The writers of Concord, Massachusetts' literary past are alive in present day in Honor in Concord. They appear as characters who struggle between their need for freedom and self-determination and the sense of responsibility they feel toward the commitments they have made.
Do the commitments we make define or limit us? Is freedom an illusion? Are we ever truly free?
Honor in Concord also asks: What if we choose to honor our lives? What if we choose to honor who we are and who others determine themselves to be? What if we choose to honor the commitments we've made to ourselves and others leaving our hearts intact, rather than allowing our lives to shatter out of a sense of boredom or regret or out of the mistaken belief that none of it matters anyway?
The message here is that all that we think, say, and do has meaning. Our actions and intentions make up the very essence of who we are and help to form the circumstances of the world in which we live.

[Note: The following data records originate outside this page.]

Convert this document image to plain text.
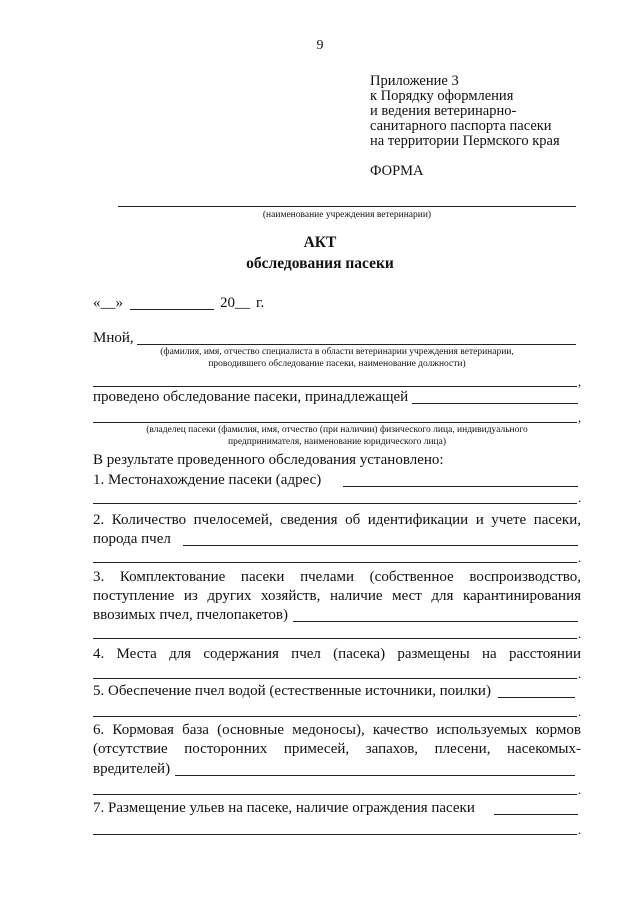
9
Приложение 3
к Порядку оформления
и ведения ветеринарно-
санитарного паспорта пасеки
на территории Пермского края
ФОРМА
(наименование учреждения ветеринарии)
АКТ
обследования пасеки
«__»	20__ г.
Мной,
(фамилия, имя, отчество специалиста в области ветеринарии учреждения ветеринарии,
проводившего обследование пасеки, наименование должности)
,
проведено обследование пасеки, принадлежащей
,
(владелец пасеки (фамилия, имя, отчество (при наличии) физического лица, индивидуального
предпринимателя, наименование юридического лица)
В результате проведенного обследования установлено:
1. Местонахождение пасеки (адрес)
.
2. Количество пчелосемей, сведения об идентификации и учете пасеки,
порода пчел
.
3. Комплектование пасеки пчелами (собственное воспроизводство,
поступление из других хозяйств, наличие мест для карантинирования
ввозимых пчел, пчелопакетов)
.
4. Места для содержания пчел (пасека) размещены на расстоянии
.
5. Обеспечение пчел водой (естественные источники, поилки)
.
6. Кормовая база (основные медоносы), качество используемых кормов
(отсутствие посторонних примесей, запахов, плесени, насекомых-
вредителей)
.
7. Размещение ульев на пасеке, наличие ограждения пасеки
.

In Honor in Concord the author's own story is also told. What results is a weave of fiction and fact that includes extraordinary moments from her own life, as well as poignant images that she draws from Concord's literary past, like that of Thoreau in his final days struggling to complete his essay, Walking; Hawthorne "drifting into the sea of infinity" as he writes; and Martha Hunt's act of "purification" in the waters of the Concord River. It is through this mix of reality and imagination that we see the link that exists between the present and the past and we are reminded of the presence of spirit in our lives. We are reminded of what Emerson called the infinitude of the soul.